Hospice Care | Palliative Care

Palliative Care

Palliative Care, or comfort care, is an approach to care used to manage your overall symptoms – i.e., pain, physical, psychosocial, and spiritual concerns. It is different than Hospice, as you continue to actively receive treatment for your disease. More specifically, Palliative Care (or comfort care):
  • Provides relief from pain and other distressing symptoms
  • Affirms life and regards dying as a part of the life cycle
  • Neither hastens nor postpones death
  • Offers a support system to help patients live as actively as possible
    until death
  • Offers a support system to help the family cope during the patient's illness and in their own bereavement, including the needs of children
  • Uses a team approach to address the needs of patients and their families, including bereavement counseling, if indicated
  • Will enhance the quality of life, and may positively influence the course of a patient's illness
Palliative Care patients may be receiving potentially curative therapy at the time of their admission. Cancer patients may be receiving active chemotherapy treatments. Patients with CHF or COPD may report limitation of function on most days – for example, being able to walk no more than one block or climb no more than a flight of stairs.
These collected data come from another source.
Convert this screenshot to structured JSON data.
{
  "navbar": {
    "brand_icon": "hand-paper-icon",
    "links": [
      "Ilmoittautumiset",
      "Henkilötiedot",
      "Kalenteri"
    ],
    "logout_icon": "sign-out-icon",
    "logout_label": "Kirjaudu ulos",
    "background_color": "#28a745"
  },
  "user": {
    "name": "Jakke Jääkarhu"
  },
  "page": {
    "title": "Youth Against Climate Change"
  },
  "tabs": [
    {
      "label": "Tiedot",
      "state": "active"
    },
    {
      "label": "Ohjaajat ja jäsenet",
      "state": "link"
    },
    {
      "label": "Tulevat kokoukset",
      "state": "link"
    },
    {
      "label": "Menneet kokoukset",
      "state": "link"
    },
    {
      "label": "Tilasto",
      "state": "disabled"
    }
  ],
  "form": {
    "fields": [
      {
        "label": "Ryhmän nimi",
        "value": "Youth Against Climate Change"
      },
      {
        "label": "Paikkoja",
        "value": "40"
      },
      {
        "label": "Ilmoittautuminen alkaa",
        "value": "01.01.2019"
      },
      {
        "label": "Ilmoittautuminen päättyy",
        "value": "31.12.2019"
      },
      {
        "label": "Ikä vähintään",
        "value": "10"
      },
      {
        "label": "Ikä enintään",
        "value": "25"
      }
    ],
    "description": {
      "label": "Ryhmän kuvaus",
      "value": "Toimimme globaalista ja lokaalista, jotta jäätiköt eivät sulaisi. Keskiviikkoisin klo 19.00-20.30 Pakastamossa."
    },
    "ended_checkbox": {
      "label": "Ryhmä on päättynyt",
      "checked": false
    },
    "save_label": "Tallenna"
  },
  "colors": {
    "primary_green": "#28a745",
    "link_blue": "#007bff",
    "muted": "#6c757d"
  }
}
Patient and Family Services for Palliative Care Program

Patient and family services include ongoing care provided by all members of the team, after-hours services, and inpatient care. This includes:

Volunteer Services

Program volunteers, working under the supervision of the Palliative Care staff, provide support and companionship to patients and their families. They also provide respite care, staying with the patient so that caregivers can have time off. Following the patient's death, volunteers offer bereavement support to the surviving family members. All volunteers receive training from Fayette Home Care and Hospice staff prior to providing services.